A surprising amount of math is ultimately common sense, and this is an example. The hard part, perhaps, is to understand what the question means, because it isn't quite what you'd expect someone to ask in real life:
We could take that in a couple different ways if we had never seen such a question; you might imagine it means "how many different strategies are there for deciding whom to choose"! But in a probability class, the definition of [discrete] probability is "the number of possible (equally likely)
ways to accomplish the goal (that is, ways the given '
event' can occur), over the total number of
ways something can happen ('
outcomes')". So the question is about identifying distinct possibilities (in this case, for the choice of an instructor), in a way that will all be equally likely.
Now,
@khansaheb has suggested one wrong way to do this: We could just identify the outcomes as "male" or "female"; then there are only two "ways" to choose. But those are not equally likely, so that is not what they are looking for. Yet it is a conceivable meaning, if you aren't familiar with this type of problem.
All we know is that there are 12 male and 13 female instructors, so the possible outcomes (equally likely if we choose randomly) are those
25 distinct people.
It's quite possible, since you haven't told us, that you haven't yet been told the definition of probability, in which case not everything I've said is available to you. I think authors of introductory books can tend to assume too much of an untaught reader, so confusion is not uncommon.
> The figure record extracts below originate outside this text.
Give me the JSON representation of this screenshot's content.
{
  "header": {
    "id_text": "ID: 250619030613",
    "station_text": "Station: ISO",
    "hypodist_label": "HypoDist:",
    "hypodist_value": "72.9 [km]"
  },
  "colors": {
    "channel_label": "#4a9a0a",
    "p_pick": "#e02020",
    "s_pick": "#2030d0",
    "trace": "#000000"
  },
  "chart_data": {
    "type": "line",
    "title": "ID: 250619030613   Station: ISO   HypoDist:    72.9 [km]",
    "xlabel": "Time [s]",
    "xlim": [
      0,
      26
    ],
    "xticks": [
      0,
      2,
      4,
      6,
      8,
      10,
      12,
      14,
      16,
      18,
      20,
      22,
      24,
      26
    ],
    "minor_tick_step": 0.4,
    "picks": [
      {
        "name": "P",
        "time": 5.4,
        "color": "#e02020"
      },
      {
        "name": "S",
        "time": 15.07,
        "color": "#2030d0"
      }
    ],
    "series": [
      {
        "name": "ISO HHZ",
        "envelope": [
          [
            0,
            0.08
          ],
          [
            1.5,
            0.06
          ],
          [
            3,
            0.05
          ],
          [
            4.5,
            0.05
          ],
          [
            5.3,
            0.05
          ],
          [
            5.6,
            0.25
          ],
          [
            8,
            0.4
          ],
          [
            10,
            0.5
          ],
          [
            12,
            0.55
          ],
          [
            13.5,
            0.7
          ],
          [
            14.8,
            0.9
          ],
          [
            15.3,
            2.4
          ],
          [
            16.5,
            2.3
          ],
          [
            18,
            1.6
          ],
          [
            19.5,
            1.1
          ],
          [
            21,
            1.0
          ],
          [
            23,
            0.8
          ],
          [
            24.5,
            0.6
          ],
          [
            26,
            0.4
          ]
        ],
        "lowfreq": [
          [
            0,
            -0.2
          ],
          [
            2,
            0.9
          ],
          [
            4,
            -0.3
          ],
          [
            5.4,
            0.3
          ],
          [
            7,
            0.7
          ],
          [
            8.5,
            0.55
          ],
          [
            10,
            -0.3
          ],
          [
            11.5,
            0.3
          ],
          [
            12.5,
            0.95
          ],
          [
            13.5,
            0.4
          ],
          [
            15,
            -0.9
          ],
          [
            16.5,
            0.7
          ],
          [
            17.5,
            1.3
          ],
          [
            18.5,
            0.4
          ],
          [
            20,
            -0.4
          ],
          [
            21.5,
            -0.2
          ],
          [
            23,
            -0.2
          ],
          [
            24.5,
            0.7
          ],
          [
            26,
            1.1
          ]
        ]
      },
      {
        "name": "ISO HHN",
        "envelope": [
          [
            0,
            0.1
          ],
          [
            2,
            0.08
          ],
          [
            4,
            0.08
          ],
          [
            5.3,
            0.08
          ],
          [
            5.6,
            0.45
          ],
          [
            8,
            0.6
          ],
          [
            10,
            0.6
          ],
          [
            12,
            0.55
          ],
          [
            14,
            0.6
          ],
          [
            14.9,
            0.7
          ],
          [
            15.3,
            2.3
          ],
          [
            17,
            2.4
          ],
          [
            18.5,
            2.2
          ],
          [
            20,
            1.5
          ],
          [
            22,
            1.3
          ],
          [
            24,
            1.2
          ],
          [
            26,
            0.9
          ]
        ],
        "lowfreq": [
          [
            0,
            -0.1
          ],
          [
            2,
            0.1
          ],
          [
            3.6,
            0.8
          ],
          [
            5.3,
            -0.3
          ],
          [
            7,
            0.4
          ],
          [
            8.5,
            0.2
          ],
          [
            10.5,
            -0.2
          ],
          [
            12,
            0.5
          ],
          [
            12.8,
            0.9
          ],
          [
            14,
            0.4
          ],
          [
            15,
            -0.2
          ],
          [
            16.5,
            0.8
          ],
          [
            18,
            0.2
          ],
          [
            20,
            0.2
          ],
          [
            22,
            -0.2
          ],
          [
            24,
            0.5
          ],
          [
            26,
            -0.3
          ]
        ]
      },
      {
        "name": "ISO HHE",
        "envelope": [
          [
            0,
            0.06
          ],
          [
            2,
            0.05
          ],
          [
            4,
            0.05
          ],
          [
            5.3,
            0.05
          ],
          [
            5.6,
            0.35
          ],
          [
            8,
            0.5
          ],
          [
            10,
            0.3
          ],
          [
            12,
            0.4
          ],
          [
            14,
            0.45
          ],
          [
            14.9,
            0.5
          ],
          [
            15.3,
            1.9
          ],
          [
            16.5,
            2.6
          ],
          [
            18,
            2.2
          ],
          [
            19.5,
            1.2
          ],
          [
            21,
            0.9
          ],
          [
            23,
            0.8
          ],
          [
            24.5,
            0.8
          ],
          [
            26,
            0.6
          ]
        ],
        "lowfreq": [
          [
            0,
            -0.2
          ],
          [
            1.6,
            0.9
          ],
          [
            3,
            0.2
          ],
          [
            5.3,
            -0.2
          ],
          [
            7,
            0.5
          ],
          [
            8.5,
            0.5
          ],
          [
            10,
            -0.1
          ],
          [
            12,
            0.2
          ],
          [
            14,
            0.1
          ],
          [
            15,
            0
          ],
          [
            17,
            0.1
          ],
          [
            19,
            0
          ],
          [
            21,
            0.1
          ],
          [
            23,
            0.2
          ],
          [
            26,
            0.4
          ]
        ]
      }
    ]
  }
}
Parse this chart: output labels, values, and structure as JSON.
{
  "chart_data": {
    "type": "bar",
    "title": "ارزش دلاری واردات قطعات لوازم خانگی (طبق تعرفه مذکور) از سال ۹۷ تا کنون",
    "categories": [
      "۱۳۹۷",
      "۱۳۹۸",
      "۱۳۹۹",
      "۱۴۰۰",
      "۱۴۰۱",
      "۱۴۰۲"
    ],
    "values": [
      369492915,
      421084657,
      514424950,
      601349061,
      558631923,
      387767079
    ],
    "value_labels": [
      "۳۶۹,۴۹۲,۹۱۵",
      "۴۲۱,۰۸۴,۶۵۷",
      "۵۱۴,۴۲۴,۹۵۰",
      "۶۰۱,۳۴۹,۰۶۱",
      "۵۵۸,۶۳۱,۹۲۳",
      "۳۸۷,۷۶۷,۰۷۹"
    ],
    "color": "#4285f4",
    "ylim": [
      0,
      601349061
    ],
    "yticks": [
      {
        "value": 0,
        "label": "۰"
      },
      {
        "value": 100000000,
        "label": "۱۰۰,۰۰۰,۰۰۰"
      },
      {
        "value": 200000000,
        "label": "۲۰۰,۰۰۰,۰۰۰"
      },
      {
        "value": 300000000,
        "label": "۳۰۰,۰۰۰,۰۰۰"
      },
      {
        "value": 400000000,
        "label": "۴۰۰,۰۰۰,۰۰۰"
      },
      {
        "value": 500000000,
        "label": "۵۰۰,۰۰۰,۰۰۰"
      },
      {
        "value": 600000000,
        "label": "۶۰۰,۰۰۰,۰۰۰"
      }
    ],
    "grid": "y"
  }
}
In the last few days I've run across a similar issue in several students I've worked with literally at all levels -- from arithmetic to linear algebra: In the first chapter of a book, a very basic question is asked, and it is so basic (pretty much common sense) that the student doesn't think it can be that simple, so they instead answer a harder question. This one is similar, in that it really is common sense to count the total number of choices you are given, but you can complicate it by wondering what they mean by "ways".